The Ministry should have taken off the duty on cottons, on sea-borne coals, on candles, on glass, and reduced those on newspapers and advertisements,8 without laying on any new tax at all, until they had time to see, first, what expenditure they could retrench, and next, how much revenue they would actually lose. The loss of revenue is never equal to the amount of the nominal sacrifice, because a portion of what the consumers save is sure to be expended in some other taxable article. These taxes in particular, as they take from the consumer very much more than they bring into the public treasury, would, when remitted, have set at liberty a much larger income than the nominal amount of the tax, and would consequently have increased in more than the usual degree, the produce of the other taxes. The abolition of the duty on glass, by leading to a large export of that article, would have caused increased imports, and an increase of the customs revenue. Neither must it be forgotten, that trade and manufactures are now extremely prosperous, and that an increase of revenue is naturally to be looked for from that cause alone. The equalization of the duties on wines, one of the best of Lord Althorp’s propositions, might have been persevered in; and as the abolition of the duty on glass would, we are informed, have been nearly a compensation to the wine merchant, for the small increased duty on Spanish, Portuguese, and German wines, a large increase of consumption and of revenue might have been expected, and a great extension of commercial intercourse with France, leading to manifold advantages, and not without a beneficial effect on the revenue.

If all these sources of increased revenue, together with such retrenchments as the proprietors of Parliament could be induced to permit, proved insufficient to supply the deficit occasioned by the repeal of so many taxes, it would have been a trifling evil to make up the deficiency for a single year by the issue of, certainly, far less than a million of exchequer bills.

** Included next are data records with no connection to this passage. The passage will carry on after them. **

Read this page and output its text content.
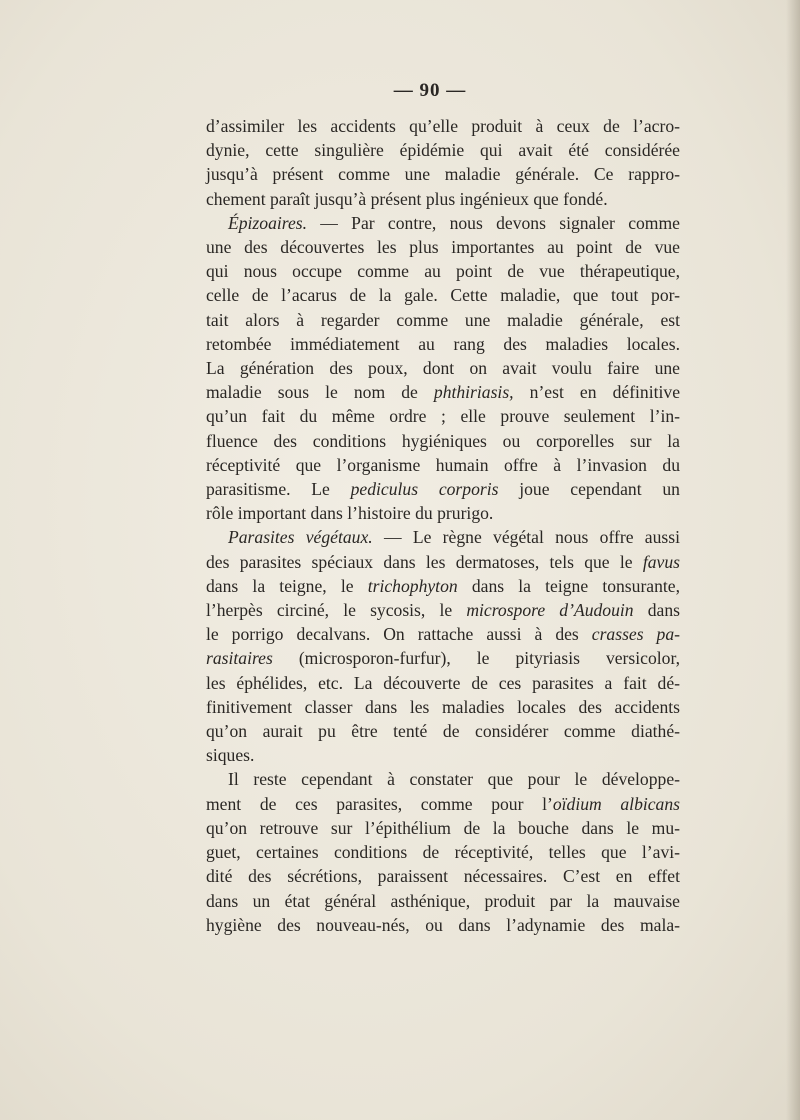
— 90 —
d’assimiler les accidents qu’elle produit à ceux de l’acro-
dynie, cette singulière épidémie qui avait été considérée
jusqu’à présent comme une maladie générale. Ce rappro-
chement paraît jusqu’à présent plus ingénieux que fondé.
Épizoaires. — Par contre, nous devons signaler comme
une des découvertes les plus importantes au point de vue
qui nous occupe comme au point de vue thérapeutique,
celle de l’acarus de la gale. Cette maladie, que tout por-
tait alors à regarder comme une maladie générale, est
retombée immédiatement au rang des maladies locales.
La génération des poux, dont on avait voulu faire une
maladie sous le nom de phthiriasis, n’est en définitive
qu’un fait du même ordre ; elle prouve seulement l’in-
fluence des conditions hygiéniques ou corporelles sur la
réceptivité que l’organisme humain offre à l’invasion du
parasitisme. Le pediculus corporis joue cependant un
rôle important dans l’histoire du prurigo.
Parasites végétaux. — Le règne végétal nous offre aussi
des parasites spéciaux dans les dermatoses, tels que le favus
dans la teigne, le trichophyton dans la teigne tonsurante,
l’herpès circiné, le sycosis, le microspore d’Audouin dans
le porrigo decalvans. On rattache aussi à des crasses pa-
rasitaires (microsporon-furfur), le pityriasis versicolor,
les éphélides, etc. La découverte de ces parasites a fait dé-
finitivement classer dans les maladies locales des accidents
qu’on aurait pu être tenté de considérer comme diathé-
siques.
Il reste cependant à constater que pour le développe-
ment de ces parasites, comme pour l’oïdium albicans
qu’on retrouve sur l’épithélium de la bouche dans le mu-
guet, certaines conditions de réceptivité, telles que l’avi-
dité des sécrétions, paraissent nécessaires. C’est en effet
dans un état général asthénique, produit par la mauvaise
hygiène des nouveau-nés, ou dans l’adynamie des mala-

In the meantime, public attention would have been drawn to the possible necessity of a new tax; the merits and defects of all those which could occur to any one, would have been fully canvassed, and the least objectionable, or the least unacceptable, might have been chosen; unless a Parliamentary Reform, occurring in the meantime, should bring about (as, if not a mere imposture, it undoubtedly would) such retrenchment as would have rendered not these alone, but many others of our taxes altogether unnecessary.

It is not too late, even now, for the Ministers to adopt this course; but we fear there is little chance of it.

In giving up the proposed tax on the transfer of land and stock, the Ministry have abandoned the intended reduction of the duties on tobacco, and the abolition of those on glass. The first we do not lament; as we have no hope that a reduction, which would still have left a duty of 600 per cent. would have had the effect expected from it, and which alone could justify it,—the prevention of smuggling. The change of determination with respect to the duty on glass, we deeply regret.

[1 ]For the term, see Hume, History of England, Vol. VII, p. 227.

[2 ]The words appear in the Acts authorizing the raising of money by a bond issue on the credit of the Consolidated Fund; see, e.g., 28 George III, c. 26 (1788): “and moreover, that no Money to be lent upon the Security of this Act shall be rated or assessed to any Tax or Assessment whatsoever.”

[3 ]A reply by Spencer (11 Feb., 1831), PD, 3rd ser., Vol. 2, cols. 446-7. The wartime taxes referred to both as income and property taxes were established by 38 George III, c. 60 (1798), and 39 George III, c. 13 (1799), and repealed in effect by 56 George III, c. 65 (1816).

[4 ]See, e.g., leading articles in the Morning Chronicle, 12 Feb., p. 4, and The Times, 12 Feb., p. 3.

[5 ]The name used to personify the rick-burning and other current disturbances in the agricultural areas mostly of the south.

[6 ]Thomas Denman.

[7 ]Spencer, speech of 11 Feb., cols. 404-6.

[8 ]For the concluding two, part of the “taxes on knowledge,” see No. 177, n2.